La défaite russe à Kharkiv ignorée par les organes de propagande

Les autorités russes et les partisans de l'invasion de l'Ukraine ont passé une bonne partie de la semaine dernière à essayer de donner un sens à la plus lourde défaite des forces armées depuis le printemps. Les médias publics ont soigneusement ignoré le fait que la Russie a été presque entièrement chassée de la région de Kharkiv, se concentrant plutôt sur les succès militaires annoncés par le ministère de la défense. Dans le même temps, la possibilité d'une mobilisation partielle a fait l'objet d'un débat public, ce que les autorités sont manifestement réticentes à tenter.

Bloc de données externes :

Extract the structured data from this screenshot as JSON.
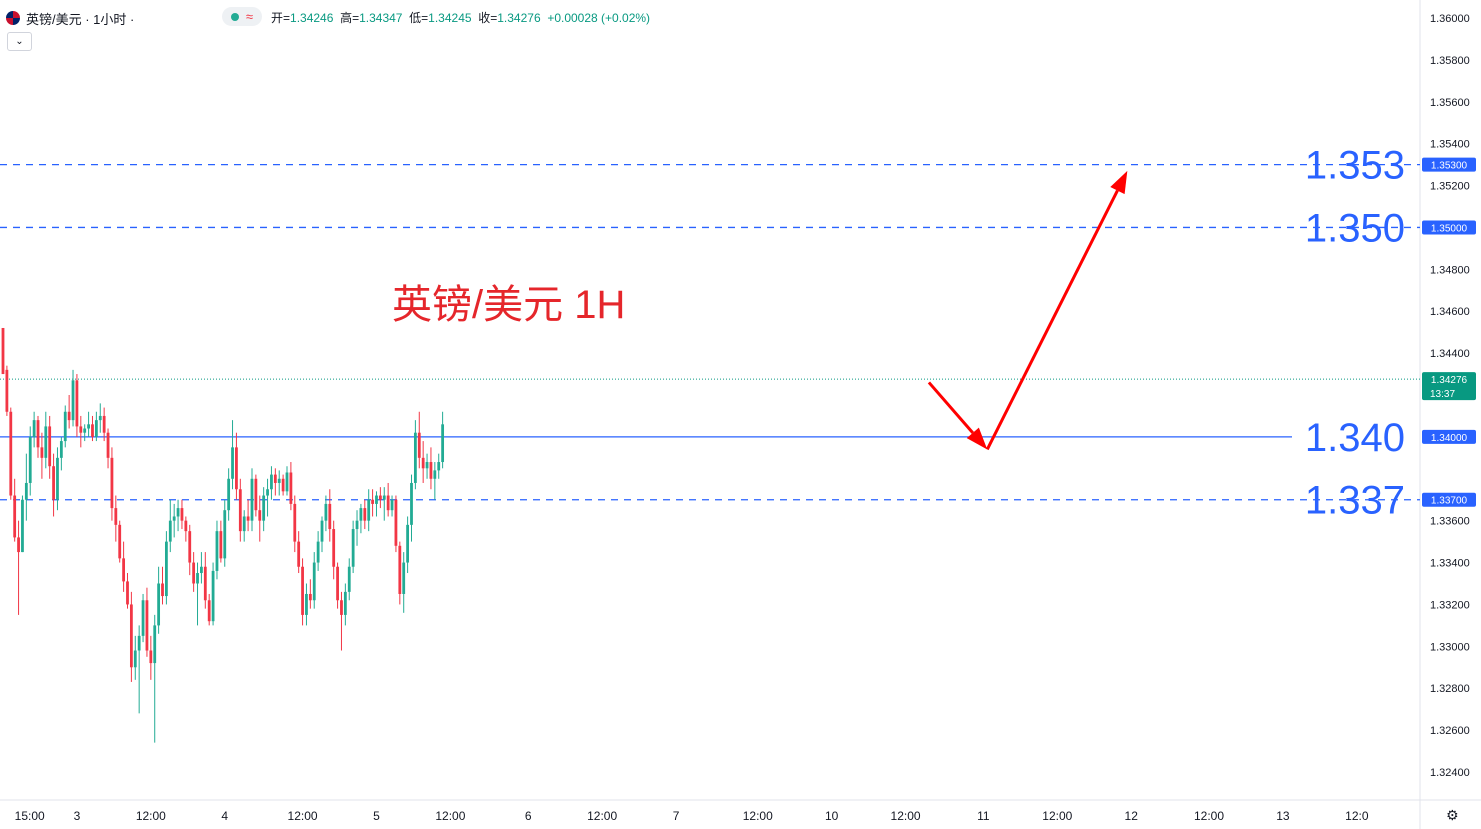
{
  "header": {
    "symbol_title": "英镑/美元 · 1小时 ·",
    "open_label": "开=",
    "open_value": "1.34246",
    "high_label": "高=",
    "high_value": "1.34347",
    "low_label": "低=",
    "low_value": "1.34245",
    "close_label": "收=",
    "close_value": "1.34276",
    "change_value": "+0.00028 (+0.02%)",
    "status_icons": [
      "live-dot-icon",
      "wave-icon"
    ],
    "collapse_icon": "chevron-down-icon",
    "settings_icon": "gear-icon"
  },
  "colors": {
    "up": "#22ab94",
    "down": "#f23645",
    "level_line": "#2962ff",
    "big_level_text": "#2962ff",
    "annotation": "#e5262b",
    "arrow": "#ff0000",
    "last_price_badge": "#089981"
  },
  "chart_data": {
    "type": "candlestick",
    "title": "英镑/美元 1H",
    "y_axis": {
      "min": 1.324,
      "max": 1.36,
      "ticks": [
        "1.36000",
        "1.35800",
        "1.35600",
        "1.35400",
        "1.35200",
        "1.34800",
        "1.34600",
        "1.34400",
        "1.33600",
        "1.33400",
        "1.33200",
        "1.33000",
        "1.32800",
        "1.32600",
        "1.32400"
      ]
    },
    "x_axis": {
      "labels": [
        {
          "text": "15:00",
          "bar": 3
        },
        {
          "text": "3",
          "bar": 19
        },
        {
          "text": "12:00",
          "bar": 38
        },
        {
          "text": "4",
          "bar": 57
        },
        {
          "text": "12:00",
          "bar": 77
        },
        {
          "text": "5",
          "bar": 96
        },
        {
          "text": "12:00",
          "bar": 115
        },
        {
          "text": "6",
          "bar": 135
        },
        {
          "text": "12:00",
          "bar": 154
        },
        {
          "text": "7",
          "bar": 173
        },
        {
          "text": "12:00",
          "bar": 194
        },
        {
          "text": "10",
          "bar": 213
        },
        {
          "text": "12:00",
          "bar": 232
        },
        {
          "text": "11",
          "bar": 252
        },
        {
          "text": "12:00",
          "bar": 271
        },
        {
          "text": "12",
          "bar": 290
        },
        {
          "text": "12:00",
          "bar": 310
        },
        {
          "text": "13",
          "bar": 329
        },
        {
          "text": "12:0",
          "bar": 348
        }
      ],
      "total_slots": 365
    },
    "horizontal_levels": [
      {
        "value": 1.353,
        "label": "1.353",
        "badge": "1.35300",
        "style": "dashed"
      },
      {
        "value": 1.35,
        "label": "1.350",
        "badge": "1.35000",
        "style": "dashed"
      },
      {
        "value": 1.34,
        "label": "1.340",
        "badge": "1.34000",
        "style": "solid"
      },
      {
        "value": 1.337,
        "label": "1.337",
        "badge": "1.33700",
        "style": "dashed"
      }
    ],
    "last_price": {
      "value": 1.34276,
      "label": "1.34276",
      "countdown": "13:37"
    },
    "forecast_path": [
      {
        "bar": 238,
        "price": 1.3426
      },
      {
        "bar": 253,
        "price": 1.3394
      },
      {
        "bar": 289,
        "price": 1.3527
      }
    ],
    "candles": [
      [
        1.3452,
        1.345,
        1.343,
        1.343
      ],
      [
        1.3432,
        1.3434,
        1.341,
        1.3412
      ],
      [
        1.3412,
        1.3414,
        1.337,
        1.3372
      ],
      [
        1.3372,
        1.338,
        1.335,
        1.3352
      ],
      [
        1.3352,
        1.336,
        1.3315,
        1.3345
      ],
      [
        1.3345,
        1.3372,
        1.3345,
        1.337
      ],
      [
        1.337,
        1.3392,
        1.336,
        1.3378
      ],
      [
        1.3378,
        1.3405,
        1.3372,
        1.34
      ],
      [
        1.34,
        1.3412,
        1.3395,
        1.3408
      ],
      [
        1.3408,
        1.341,
        1.339,
        1.3395
      ],
      [
        1.3395,
        1.3402,
        1.338,
        1.339
      ],
      [
        1.339,
        1.3412,
        1.3385,
        1.3405
      ],
      [
        1.3405,
        1.341,
        1.338,
        1.3386
      ],
      [
        1.3386,
        1.3392,
        1.3362,
        1.337
      ],
      [
        1.337,
        1.3395,
        1.3365,
        1.339
      ],
      [
        1.339,
        1.34,
        1.3384,
        1.3398
      ],
      [
        1.3398,
        1.3415,
        1.3395,
        1.3412
      ],
      [
        1.3412,
        1.342,
        1.3404,
        1.3408
      ],
      [
        1.3408,
        1.3432,
        1.3405,
        1.3427
      ],
      [
        1.3427,
        1.343,
        1.34,
        1.3405
      ],
      [
        1.3405,
        1.341,
        1.3395,
        1.3402
      ],
      [
        1.3402,
        1.3406,
        1.3398,
        1.3404
      ],
      [
        1.3404,
        1.3412,
        1.34,
        1.3406
      ],
      [
        1.3406,
        1.341,
        1.3398,
        1.34
      ],
      [
        1.34,
        1.3412,
        1.3398,
        1.3408
      ],
      [
        1.3408,
        1.3416,
        1.3402,
        1.341
      ],
      [
        1.341,
        1.3414,
        1.3398,
        1.3402
      ],
      [
        1.3402,
        1.3404,
        1.3385,
        1.339
      ],
      [
        1.339,
        1.3395,
        1.336,
        1.3366
      ],
      [
        1.3366,
        1.3372,
        1.335,
        1.3358
      ],
      [
        1.3358,
        1.336,
        1.334,
        1.3342
      ],
      [
        1.3342,
        1.335,
        1.3326,
        1.3331
      ],
      [
        1.3331,
        1.3335,
        1.3318,
        1.332
      ],
      [
        1.332,
        1.3326,
        1.3283,
        1.329
      ],
      [
        1.329,
        1.3305,
        1.3284,
        1.3298
      ],
      [
        1.3298,
        1.331,
        1.3268,
        1.3305
      ],
      [
        1.3305,
        1.3325,
        1.3302,
        1.3322
      ],
      [
        1.3322,
        1.3328,
        1.3295,
        1.3298
      ],
      [
        1.3298,
        1.3305,
        1.3284,
        1.3292
      ],
      [
        1.3292,
        1.3315,
        1.3254,
        1.331
      ],
      [
        1.331,
        1.3338,
        1.3306,
        1.333
      ],
      [
        1.333,
        1.3338,
        1.332,
        1.3324
      ],
      [
        1.3324,
        1.3355,
        1.332,
        1.335
      ],
      [
        1.335,
        1.337,
        1.3345,
        1.336
      ],
      [
        1.336,
        1.3368,
        1.3352,
        1.3362
      ],
      [
        1.3362,
        1.337,
        1.3355,
        1.3366
      ],
      [
        1.3366,
        1.337,
        1.3356,
        1.336
      ],
      [
        1.336,
        1.3362,
        1.335,
        1.3355
      ],
      [
        1.3355,
        1.3358,
        1.3334,
        1.334
      ],
      [
        1.334,
        1.3345,
        1.3326,
        1.333
      ],
      [
        1.333,
        1.334,
        1.331,
        1.3335
      ],
      [
        1.3335,
        1.3345,
        1.333,
        1.3338
      ],
      [
        1.3338,
        1.3345,
        1.3318,
        1.3322
      ],
      [
        1.3322,
        1.3325,
        1.331,
        1.3312
      ],
      [
        1.3312,
        1.334,
        1.331,
        1.3336
      ],
      [
        1.3336,
        1.336,
        1.3332,
        1.3355
      ],
      [
        1.3355,
        1.336,
        1.334,
        1.3342
      ],
      [
        1.3342,
        1.337,
        1.3338,
        1.3365
      ],
      [
        1.3365,
        1.3385,
        1.336,
        1.338
      ],
      [
        1.338,
        1.3408,
        1.3375,
        1.3395
      ],
      [
        1.3395,
        1.3402,
        1.337,
        1.3375
      ],
      [
        1.3375,
        1.338,
        1.335,
        1.3355
      ],
      [
        1.3355,
        1.3365,
        1.335,
        1.3362
      ],
      [
        1.3362,
        1.337,
        1.3355,
        1.336
      ],
      [
        1.336,
        1.3385,
        1.3355,
        1.338
      ],
      [
        1.338,
        1.3382,
        1.3362,
        1.3365
      ],
      [
        1.3365,
        1.3372,
        1.335,
        1.336
      ],
      [
        1.336,
        1.3376,
        1.3355,
        1.3372
      ],
      [
        1.3372,
        1.338,
        1.3362,
        1.3375
      ],
      [
        1.3375,
        1.3386,
        1.337,
        1.3382
      ],
      [
        1.3382,
        1.3385,
        1.3372,
        1.3378
      ],
      [
        1.3378,
        1.3384,
        1.3372,
        1.338
      ],
      [
        1.338,
        1.3382,
        1.3372,
        1.3374
      ],
      [
        1.3374,
        1.3386,
        1.3372,
        1.3383
      ],
      [
        1.3383,
        1.3388,
        1.3365,
        1.3368
      ],
      [
        1.3368,
        1.3372,
        1.3345,
        1.335
      ],
      [
        1.335,
        1.3355,
        1.3335,
        1.3338
      ],
      [
        1.3338,
        1.3342,
        1.331,
        1.3315
      ],
      [
        1.3315,
        1.333,
        1.331,
        1.3325
      ],
      [
        1.3325,
        1.3332,
        1.3318,
        1.3322
      ],
      [
        1.3322,
        1.3345,
        1.3318,
        1.334
      ],
      [
        1.334,
        1.3355,
        1.3336,
        1.335
      ],
      [
        1.335,
        1.3362,
        1.3345,
        1.336
      ],
      [
        1.336,
        1.3372,
        1.3355,
        1.3368
      ],
      [
        1.3368,
        1.3375,
        1.335,
        1.3356
      ],
      [
        1.3356,
        1.336,
        1.3332,
        1.3338
      ],
      [
        1.3338,
        1.334,
        1.3318,
        1.3322
      ],
      [
        1.3322,
        1.3326,
        1.3298,
        1.3315
      ],
      [
        1.3315,
        1.333,
        1.331,
        1.3326
      ],
      [
        1.3326,
        1.3342,
        1.3322,
        1.3338
      ],
      [
        1.3338,
        1.336,
        1.3335,
        1.3356
      ],
      [
        1.3356,
        1.3365,
        1.3348,
        1.336
      ],
      [
        1.336,
        1.3368,
        1.3354,
        1.3366
      ],
      [
        1.3366,
        1.337,
        1.3356,
        1.336
      ],
      [
        1.336,
        1.3375,
        1.3355,
        1.337
      ],
      [
        1.337,
        1.3375,
        1.3362,
        1.3368
      ],
      [
        1.3368,
        1.3374,
        1.3362,
        1.3372
      ],
      [
        1.3372,
        1.3376,
        1.3366,
        1.337
      ],
      [
        1.337,
        1.3376,
        1.336,
        1.3372
      ],
      [
        1.3372,
        1.3378,
        1.3362,
        1.3365
      ],
      [
        1.3365,
        1.3372,
        1.3362,
        1.337
      ],
      [
        1.337,
        1.3372,
        1.3345,
        1.3348
      ],
      [
        1.3348,
        1.335,
        1.332,
        1.3325
      ],
      [
        1.3325,
        1.3345,
        1.3316,
        1.334
      ],
      [
        1.334,
        1.3362,
        1.3335,
        1.3358
      ],
      [
        1.3358,
        1.3382,
        1.335,
        1.3378
      ],
      [
        1.3378,
        1.3408,
        1.3375,
        1.3402
      ],
      [
        1.3402,
        1.3412,
        1.3385,
        1.339
      ],
      [
        1.339,
        1.3398,
        1.3378,
        1.3385
      ],
      [
        1.3385,
        1.3392,
        1.338,
        1.3388
      ],
      [
        1.3388,
        1.3395,
        1.3375,
        1.338
      ],
      [
        1.338,
        1.3388,
        1.337,
        1.3384
      ],
      [
        1.3384,
        1.3392,
        1.338,
        1.3388
      ],
      [
        1.3388,
        1.3412,
        1.3385,
        1.3406
      ]
    ]
  }
}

  • Au milieu de l'offensive ukrainienne, l'émission hebdomadaire d'information de Channel 1, Vremya, s'est concentrée sur la "stabilisation" de l'économie russe. Elle a également évoqué les succès remportés par les candidats pro-Kremlin lors des récentes élections locales. Les attaques de missiles sur les infrastructures ukrainiennes ont été évoquées - apparemment, elles ont "éclipsé les rapports optimistes de l'Ukraine sur une contre-offensive réussie" - et l'émission a diffusé un briefing du ministère de la Défense qui s'est vanté de la destruction d'un dépôt de munitions et de la mort de "300 militaires ukrainiens".
  • Dans une émission similaire diffusée sur la chaîne publique Rossiya 1, le présentateur Dmitry Kiselyov n'a pas non plus parlé de la retraite de l'armée russe. Il a toutefois reconnu que "sous l'assaut de forces ennemies supérieures", les soldats russes ont quitté Balakliya et Izyum. Il a décrit la semaine écoulée comme "la plus difficile" de la guerre jusqu'à présent.
  • La défaite militaire a également été passée sous silence par le populaire talk-show politique 60 Minutes, animé par un autre visage de la propagande de guerre russe, Olga Skabeeva. Dans son édition de l'après-midi du 12 septembre, l'émission s'est concentrée sur les pertes de l'Ukraine (4 000 soldats tués, selon les chiffres du ministère russe de la défense) et a insisté sur le fait que la Russie faisait ce qu'il fallait avec ses attaques de missiles sur les infrastructures ukrainiennes. Mme Skabeeva et ses invités ont fait valoir que les forces de l'OTAN avaient fait la même chose en Irak, en Libye et en Yougoslavie.
  • En revanche, les blogueurs pro-russes sur l'application de messagerie Telegram ont critiqué ceux qui ont décidé de garder le silence sur la lourde défaite subie par les forces russes en Ukraine. Ils ont également critiqué le ministère de la défense. L'un d'eux a écrit que "les fonctionnaires assoiffés de pouvoir et de richesse sont en train de noyer la Russie", un autre a prédit l' effondrement imminent du pays. Dans un groupe, des appels à la création de "milices publiques" dans les régions limitrophes de l'Ukraine ont été lancés, et un blogueur a écrit que bientôt "les gens auront l'écume à la bouche, exigeant la démission du [président Vladimir] Poutine".

Au moment même où les médias d'État l'ignoraient, les hommes politiques russes réagissaient à la retraite de l'armée russe en exigeant une mobilisation, même si elle n'était pas totale.

  • Sergei Mironov, leader du parti politique Russie Juste, a déclaré qu'il était mécontent que Moscou célèbre l'anniversaire de sa ville alors que "nos gars meurent là-bas". Il estime qu' une mobilisation est nécessaire : Il estime qu'une mobilisation est nécessaire : "pas militaire, mais une mobilisation dans nos esprits". Guennadi Ziouganov, chef du parti communiste, a fait une suggestion similaire. Selon lui, l'"opération spéciale" de Moscou est déjà devenue une véritable guerre contre l'Occident et une mobilisation "maximale" est donc nécessaire (là encore, son parti a précisé par la suite qu'il ne parlait apparemment pas d'une mobilisation militaire).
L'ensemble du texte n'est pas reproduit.